And whether or not that's a good thing depends on which side of Scalia we're talking about.
Looks like I got this one wrong. Seems Pryor was too much even for the senate. (The same senate preparing to confirm DeVos.) Guess I'll do some reading up on Gorsuch now. Here's hoping he's more of a Roberts than an Alito. A Souter would be too much to ask for.
From what I am reading, Gorsuch seems to be most like Scalia.
Care to elaborate? I don't know as much about the topic as you...

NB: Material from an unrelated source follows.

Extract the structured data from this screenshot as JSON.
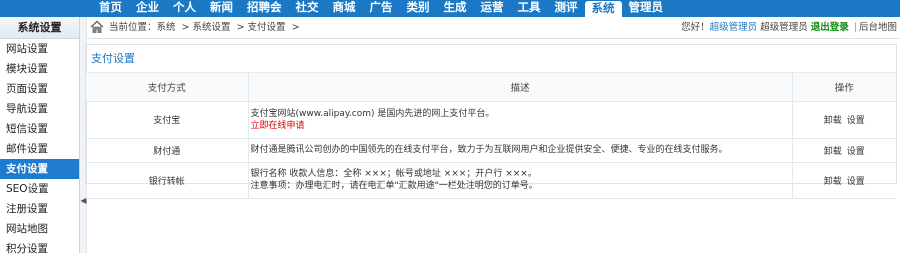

Let me step in, if I may. He's like Scalia in that he is a strict constructionalist. He will read the Constitution for what it says, and not try to find a ton of things in there that aren't there. He will be very much to the letter of the law, and not be an activist judge. I won't speak for el Barto, as I know he will chime in, but I think the "other side" is that Scalia would on occasion - not often, but enough - step over that and make the law fit (EDIT: el Barto cited the best and most egregious example above me: Lawrence.)

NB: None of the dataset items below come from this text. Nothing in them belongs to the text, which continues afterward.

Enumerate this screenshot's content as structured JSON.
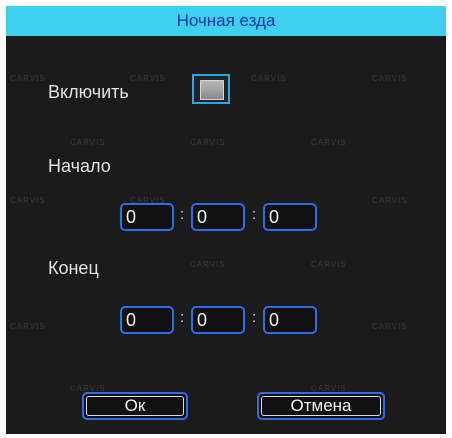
{
  "dialog": {
    "title": "Ночная езда"
  },
  "enable": {
    "label": "Включить",
    "checked": false
  },
  "start": {
    "label": "Начало",
    "hour": "0",
    "minute": "0",
    "second": "0"
  },
  "end": {
    "label": "Конец",
    "hour": "0",
    "minute": "0",
    "second": "0"
  },
  "separator": ":",
  "buttons": {
    "ok": "Ок",
    "cancel": "Отмена"
  },
  "watermark": "CARVIS",
  "colors": {
    "title_bar": "#3fd0ef",
    "title_text": "#0a35a8",
    "field_border": "#2b6fe8",
    "background": "#1b1b1b"
  }
}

Personally, I LOVE this pick. It's a great move ideologically, politically, and from a public relations perspective. It's ideologically sound, in that it sticks to constitutional values, without egregiously touching on the hot point issues of "abortion" (I don't see Gorsuch fighting to overturn Roe v. Wade any time soon, and if there is a case to this effect, I see him pulling a Kennedy and sticking to the established law in contravention to the more conservative justices that might see an opportunity to pull the rug out on abortion law as we know it). It's politically sound in that it appeases conservatives - Ted Cruz had a mini-boner in the interview I saw with him after the nomination; he was positively GLOWING - but it very much says to Dems, "Ok, here's a conservative - you knew that was coming - but one YOU supported for nomination to the Federal bench, and hasn't said ANY of the "bad things" that you have carped about through the election". Even Dick Blumenthal, my state's senior Senator, seemed like he was really reaching to find ways to stand with his Democratic brethren in opposing this. He even had to concede that he "had to do his homework to see if Gorsuch passes muster". And from the PR perspective, it's probably the sanest, most traditional, dare I say, "Presidential", thing that Trump has done in his 12 days in office. You could still see when he went off script in his speech, but he's at least TRYING.
The one thing Gorsuch is NOT, and it's the one thing I like best about him, is that he is NOT an activist judge. That's a trend that can't end fast enough for me. That's NOT the role of a judge. If you want to pass new laws, run for office.